Stato forte, manifattura in calo
Il paradosso è che il presidente di Confindustria si trova spesso a interloquire con una controparte, che è al contempo socia. S’instaura una sorta di conflitto d’interessi che limita l’efficacia delle azioni della categoria rappresentata. Alzare troppo la voce significherebbe rischiare di perdere imprese importanti ai fini dell’immagine di forza dell’organizzazione, ma anche del bilancio. Perché le quote si pagano in base al numero di dipendenti e delle loro retribuzioni. Le grandi imprese portano ricavi e tengono in vita l’istituzione. Un colpo durissimo sul piano proprio dell’immagine e della capacità rappresentativa Confindustria lo accusò una dozzina di anni fa con l’uscita dell’allora Fiat.

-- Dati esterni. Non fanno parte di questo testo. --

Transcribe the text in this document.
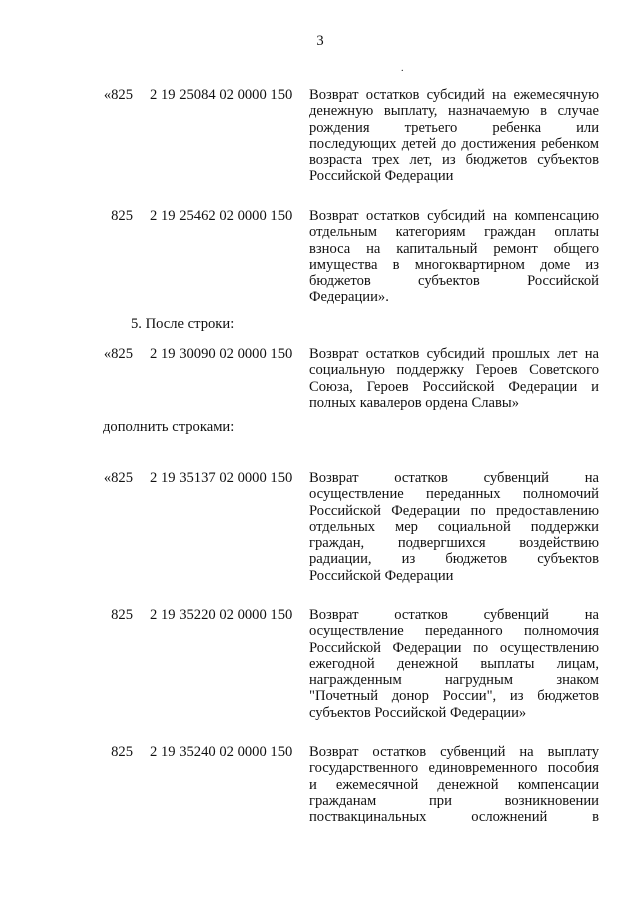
3
.
«825 2 19 25084 02 0000 150 Возврат остатков субсидий на ежемесячную
денежную выплату, назначаемую в случае
рождения третьего ребенка или
последующих детей до достижения ребенком
возраста трех лет, из бюджетов субъектов
Российской Федерации
825 2 19 25462 02 0000 150 Возврат остатков субсидий на компенсацию
отдельным категориям граждан оплаты
взноса на капитальный ремонт общего
имущества в многоквартирном доме из
бюджетов субъектов Российской
Федерации».
5. После строки:
«825 2 19 30090 02 0000 150 Возврат остатков субсидий прошлых лет на
социальную поддержку Героев Советского
Союза, Героев Российской Федерации и
полных кавалеров ордена Славы»
дополнить строками:
«825 2 19 35137 02 0000 150 Возврат остатков субвенций на
осуществление переданных полномочий
Российской Федерации по предоставлению
отдельных мер социальной поддержки
граждан, подвергшихся воздействию
радиации, из бюджетов субъектов
Российской Федерации
825 2 19 35220 02 0000 150 Возврат остатков субвенций на
осуществление переданного полномочия
Российской Федерации по осуществлению
ежегодной денежной выплаты лицам,
награжденным нагрудным знаком
"Почетный донор России", из бюджетов
субъектов Российской Федерации»
825 2 19 35240 02 0000 150 Возврат остатков субвенций на выплату
государственного единовременного пособия
и ежемесячной денежной компенсации
гражданам при возникновении
поствакцинальных осложнений в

Ma se il governo non è più un soggetto esterno con cui confrontarsi, viene da chiedersi quale sia diventata la vera ragione sociale. Tra l’altro l’esclusione di Gozzi dalla votazione odierna è stata accompagnata da forti critiche interne. Si è fatto notare che un rappresentante della manifattura sia stato fatto fuori, quando l’Italia avrebbe bisogno proprio un suo rilancio. Il nuovo presidente di Confindustria dovrà rispondere ad esigenze contrapposte. In primis, appunto di rilancio della manifattura e dell’intera industria italiana. E non secondario sarà puntare sull’irrobustimento delle imprese sul piano dimensionale, oltre che finanziario. Sarà farsene interprete un rappresentante della piccola e media impresa? In passato, l’autocelebrazione delle Pmi non ha portato molto di buono.
Presidente di Confindustria alla sfida delle Pmi
La crescita dimensionale è precondizione per potenziare gli investimenti, l’innovazione tecnologica e di prodotto e consentire all’industria italiana di recuperare il peso perduto nei settori ad elevato valore aggiunto.